Maybe it's the time lapse that makes it so simple. Fifty-six days had passed since the Yankees and Red Sox last met. At, say, 6 o'clock Friday evening at Fenway Park, you certainly didn't feel the sense that the Yankees cowered in the presence of their rivals.

And sure enough, the Yankees overcame an early departure by Bartolo Colon to defeat Boston and Jon Lester, 3-2, stopping the Bosox's roll of eight wins in nine rivalry games and, more important, grabbing exclusive control of the American League East penthouse.

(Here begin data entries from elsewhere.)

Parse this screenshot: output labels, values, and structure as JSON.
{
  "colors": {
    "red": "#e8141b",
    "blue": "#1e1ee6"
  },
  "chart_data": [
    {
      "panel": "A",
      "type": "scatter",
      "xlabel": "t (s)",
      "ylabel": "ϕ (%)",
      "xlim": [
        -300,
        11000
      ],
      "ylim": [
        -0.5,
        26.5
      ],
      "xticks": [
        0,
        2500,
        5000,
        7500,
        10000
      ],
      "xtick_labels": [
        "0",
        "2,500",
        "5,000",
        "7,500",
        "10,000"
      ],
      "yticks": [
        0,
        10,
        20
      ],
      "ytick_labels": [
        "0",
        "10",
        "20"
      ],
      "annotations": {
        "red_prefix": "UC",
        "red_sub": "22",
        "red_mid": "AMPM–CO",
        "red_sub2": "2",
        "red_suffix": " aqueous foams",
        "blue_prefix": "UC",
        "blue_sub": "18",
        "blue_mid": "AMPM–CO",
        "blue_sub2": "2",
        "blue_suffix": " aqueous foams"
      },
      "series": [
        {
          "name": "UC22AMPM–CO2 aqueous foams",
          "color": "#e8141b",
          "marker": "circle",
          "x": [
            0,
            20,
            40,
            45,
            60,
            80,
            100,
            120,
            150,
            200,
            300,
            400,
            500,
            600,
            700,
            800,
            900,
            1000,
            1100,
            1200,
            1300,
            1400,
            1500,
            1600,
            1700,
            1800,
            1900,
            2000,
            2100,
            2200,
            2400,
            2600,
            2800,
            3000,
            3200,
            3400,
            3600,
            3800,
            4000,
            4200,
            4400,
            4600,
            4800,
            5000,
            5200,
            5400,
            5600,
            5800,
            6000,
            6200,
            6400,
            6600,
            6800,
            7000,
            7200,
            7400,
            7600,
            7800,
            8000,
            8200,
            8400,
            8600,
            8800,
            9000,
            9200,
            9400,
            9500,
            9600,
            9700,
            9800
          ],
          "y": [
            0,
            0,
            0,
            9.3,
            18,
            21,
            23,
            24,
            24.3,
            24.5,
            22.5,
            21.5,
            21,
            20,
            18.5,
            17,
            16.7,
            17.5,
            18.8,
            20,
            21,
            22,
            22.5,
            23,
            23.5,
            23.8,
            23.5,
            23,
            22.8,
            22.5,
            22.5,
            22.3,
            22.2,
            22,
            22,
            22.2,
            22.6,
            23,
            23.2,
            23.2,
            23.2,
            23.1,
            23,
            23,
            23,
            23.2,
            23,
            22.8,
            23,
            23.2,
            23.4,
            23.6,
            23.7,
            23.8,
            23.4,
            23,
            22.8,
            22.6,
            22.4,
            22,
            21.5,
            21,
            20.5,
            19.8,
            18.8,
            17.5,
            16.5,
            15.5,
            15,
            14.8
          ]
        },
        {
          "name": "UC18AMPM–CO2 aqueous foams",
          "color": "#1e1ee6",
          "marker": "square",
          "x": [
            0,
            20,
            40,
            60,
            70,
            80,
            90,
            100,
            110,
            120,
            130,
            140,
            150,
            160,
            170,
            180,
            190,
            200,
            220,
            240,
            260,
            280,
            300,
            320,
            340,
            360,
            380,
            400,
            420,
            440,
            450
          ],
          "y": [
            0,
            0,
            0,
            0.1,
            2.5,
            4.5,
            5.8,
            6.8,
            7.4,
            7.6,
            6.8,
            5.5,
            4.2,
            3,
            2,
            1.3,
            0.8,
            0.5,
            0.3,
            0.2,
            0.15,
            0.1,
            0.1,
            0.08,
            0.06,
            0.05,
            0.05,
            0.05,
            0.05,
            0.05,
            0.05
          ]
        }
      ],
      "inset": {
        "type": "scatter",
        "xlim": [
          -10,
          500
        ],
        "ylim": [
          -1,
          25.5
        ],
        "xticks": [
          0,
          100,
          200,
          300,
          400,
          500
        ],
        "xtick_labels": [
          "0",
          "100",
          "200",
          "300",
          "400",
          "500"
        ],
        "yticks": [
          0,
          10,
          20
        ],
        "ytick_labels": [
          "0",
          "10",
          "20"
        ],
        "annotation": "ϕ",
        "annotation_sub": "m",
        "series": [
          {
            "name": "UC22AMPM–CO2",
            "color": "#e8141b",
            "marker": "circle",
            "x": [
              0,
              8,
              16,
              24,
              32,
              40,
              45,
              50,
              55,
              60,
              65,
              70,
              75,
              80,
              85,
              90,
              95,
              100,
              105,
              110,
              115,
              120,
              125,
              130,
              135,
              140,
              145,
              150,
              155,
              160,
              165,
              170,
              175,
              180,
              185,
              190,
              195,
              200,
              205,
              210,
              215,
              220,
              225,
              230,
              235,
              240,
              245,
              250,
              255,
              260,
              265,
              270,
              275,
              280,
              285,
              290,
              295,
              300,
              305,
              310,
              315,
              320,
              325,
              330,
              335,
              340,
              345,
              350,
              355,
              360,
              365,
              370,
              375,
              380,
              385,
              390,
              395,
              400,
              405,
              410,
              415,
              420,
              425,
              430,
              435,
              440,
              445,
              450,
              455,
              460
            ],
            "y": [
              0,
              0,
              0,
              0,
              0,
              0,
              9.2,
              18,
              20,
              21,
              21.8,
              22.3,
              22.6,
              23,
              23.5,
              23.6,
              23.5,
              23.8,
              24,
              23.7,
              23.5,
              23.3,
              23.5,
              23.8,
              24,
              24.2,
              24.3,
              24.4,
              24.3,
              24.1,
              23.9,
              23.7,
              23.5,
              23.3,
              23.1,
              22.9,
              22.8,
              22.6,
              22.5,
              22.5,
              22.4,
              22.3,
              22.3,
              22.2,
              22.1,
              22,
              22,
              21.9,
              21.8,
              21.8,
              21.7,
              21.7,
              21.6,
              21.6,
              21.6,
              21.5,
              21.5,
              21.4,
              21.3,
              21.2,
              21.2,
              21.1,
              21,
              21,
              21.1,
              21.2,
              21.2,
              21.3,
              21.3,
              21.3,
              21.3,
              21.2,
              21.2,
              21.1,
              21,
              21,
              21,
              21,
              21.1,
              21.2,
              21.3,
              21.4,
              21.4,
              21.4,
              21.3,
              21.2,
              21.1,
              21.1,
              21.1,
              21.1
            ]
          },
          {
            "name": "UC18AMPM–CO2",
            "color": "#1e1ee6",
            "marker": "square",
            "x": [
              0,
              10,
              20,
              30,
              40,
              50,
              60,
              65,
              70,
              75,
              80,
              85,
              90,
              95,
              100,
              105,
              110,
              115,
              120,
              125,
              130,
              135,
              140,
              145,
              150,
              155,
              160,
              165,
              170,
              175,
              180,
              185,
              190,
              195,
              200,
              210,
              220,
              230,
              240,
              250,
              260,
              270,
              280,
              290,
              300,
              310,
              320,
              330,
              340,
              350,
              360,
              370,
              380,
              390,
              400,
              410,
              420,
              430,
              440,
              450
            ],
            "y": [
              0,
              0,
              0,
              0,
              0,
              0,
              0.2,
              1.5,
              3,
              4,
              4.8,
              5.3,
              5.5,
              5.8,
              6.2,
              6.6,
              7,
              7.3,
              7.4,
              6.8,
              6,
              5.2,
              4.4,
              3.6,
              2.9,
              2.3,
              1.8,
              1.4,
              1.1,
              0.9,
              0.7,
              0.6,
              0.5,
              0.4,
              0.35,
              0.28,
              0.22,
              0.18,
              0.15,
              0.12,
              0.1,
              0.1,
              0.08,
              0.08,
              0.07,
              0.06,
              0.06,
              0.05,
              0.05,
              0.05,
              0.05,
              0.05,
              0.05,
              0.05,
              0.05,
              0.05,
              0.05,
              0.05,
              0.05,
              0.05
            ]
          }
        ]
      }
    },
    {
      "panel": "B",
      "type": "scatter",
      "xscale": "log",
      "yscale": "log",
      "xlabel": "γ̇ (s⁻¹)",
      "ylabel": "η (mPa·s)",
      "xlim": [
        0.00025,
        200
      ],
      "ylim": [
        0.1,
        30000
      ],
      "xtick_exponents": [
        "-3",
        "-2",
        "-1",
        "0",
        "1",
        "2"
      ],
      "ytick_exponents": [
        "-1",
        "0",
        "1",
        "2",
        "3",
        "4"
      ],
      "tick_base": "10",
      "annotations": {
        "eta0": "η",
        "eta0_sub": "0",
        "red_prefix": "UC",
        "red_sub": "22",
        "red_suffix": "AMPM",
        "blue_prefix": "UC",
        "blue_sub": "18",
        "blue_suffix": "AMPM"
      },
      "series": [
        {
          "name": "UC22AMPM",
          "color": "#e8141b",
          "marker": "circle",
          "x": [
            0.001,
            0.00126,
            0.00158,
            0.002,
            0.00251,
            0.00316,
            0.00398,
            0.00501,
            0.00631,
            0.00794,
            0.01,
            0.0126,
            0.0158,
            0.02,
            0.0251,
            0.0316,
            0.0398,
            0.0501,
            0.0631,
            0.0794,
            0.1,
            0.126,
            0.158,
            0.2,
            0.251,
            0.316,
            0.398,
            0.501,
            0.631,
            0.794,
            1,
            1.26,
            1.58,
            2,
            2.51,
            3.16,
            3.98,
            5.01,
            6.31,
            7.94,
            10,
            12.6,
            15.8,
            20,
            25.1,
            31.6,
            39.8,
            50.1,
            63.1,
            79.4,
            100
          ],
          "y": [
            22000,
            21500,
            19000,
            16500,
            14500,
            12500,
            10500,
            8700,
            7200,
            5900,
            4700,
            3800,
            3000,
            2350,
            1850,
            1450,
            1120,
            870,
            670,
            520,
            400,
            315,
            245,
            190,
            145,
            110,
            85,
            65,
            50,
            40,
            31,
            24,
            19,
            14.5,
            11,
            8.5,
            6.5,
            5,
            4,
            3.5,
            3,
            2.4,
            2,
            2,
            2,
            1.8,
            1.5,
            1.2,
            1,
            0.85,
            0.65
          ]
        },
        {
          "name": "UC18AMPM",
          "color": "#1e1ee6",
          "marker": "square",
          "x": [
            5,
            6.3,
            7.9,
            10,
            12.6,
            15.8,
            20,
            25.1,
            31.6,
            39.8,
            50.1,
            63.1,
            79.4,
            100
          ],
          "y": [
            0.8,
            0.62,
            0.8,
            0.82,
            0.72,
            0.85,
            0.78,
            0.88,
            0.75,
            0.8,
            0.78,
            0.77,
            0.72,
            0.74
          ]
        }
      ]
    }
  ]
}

"Whatever happened in the past is past. You just start counting now," said Mariano Rivera, the Yankees' calmest person ever and, not coincidentally, all-world closer. "That's what we think. We're playing today. We don't think yesterday or tomorrow until it comes."

That's the proper attitude for the players, but management has to contemplate the bigger picture. And while beating the Red Sox can only help the Yankees' collective psyche, there wasn't much reason to doubt the team's mental health in the first place.

So the Yankees should take note of Colon's outing and regard it as another reason to keep all six of their starting pitchers around. To utilize a six-man rotation at least part of the time.

Colon threw 94 pitches and picked up 14 outs, and he seemed fully out of gas on this cool night. That's a testament to the Red Sox lineup, but also probably a question of how much Colon has to give. As it turned out, Joe Girardi intelligently lifted Colon for Boone Logan, who struck out Adrian Gonzalez to escape a bases-loaded, two-out jam in the fifth. The Yankees scored all three runs right after that in the top of the sixth.

"Bart's sort of in uncharted waters, if you look at the last five years," Girardi said before the game. "Freddy [Garcia] is on pace to blow by what he's thrown at any point in the last five years. We just want to make sure that our pitchers are staying strong, and that they're healthy."

Girardi wants to preserve Colon and Garcia as much as he can. He doesn't want to bail yet on A.J. Burnett, who's coming off his worst start of the season.

And then there are the youngsters, Phil Hughes and Ivan Nova, who can be optioned to the minors but who have offered glimpses that they can be part of the postseason solution.

Colon's start finished one round of the six-man rotation, necessitated by a July 30 doubleheader against Baltimore. Girardi, quite out of character, said Friday that Hughes will work out of the bullpen Saturday and Sunday, a concession to the powerful Red Sox offense. If Hughes pitches in relief this weekend, Girardi said, he'll be out of commission for his slated Tuesday night start against the Angels.

That seems like a tactic to buy time. To see if Nova can put up another impressive outing. To see if Burnett can bounce back. And to keep giving Colon and Garcia extra rest.

The primary disincentive for a six-man rotation, as repeatedly stated by the Yankees, is that Burnett and CC Sabathia prefer to pitch on four days' rest.

Well, Burnett has lost the right to dictate the timing of his starts. And Sabathia? Girardi mentioned the possibility of resting certain guys through a turn -- giving Burnett time to work in the bullpen or simply resting Colon and Garcia both make sense -- which would allow Sabathia to keep on his turn. Besides, in 2009, Sabathia made his final four starts of the regular season on at least five days' rest.

To push along the young guys and protect the old guys, the Yankees should stick with six. It's their best chance for outlasting the Red Sox when the stakes are highest.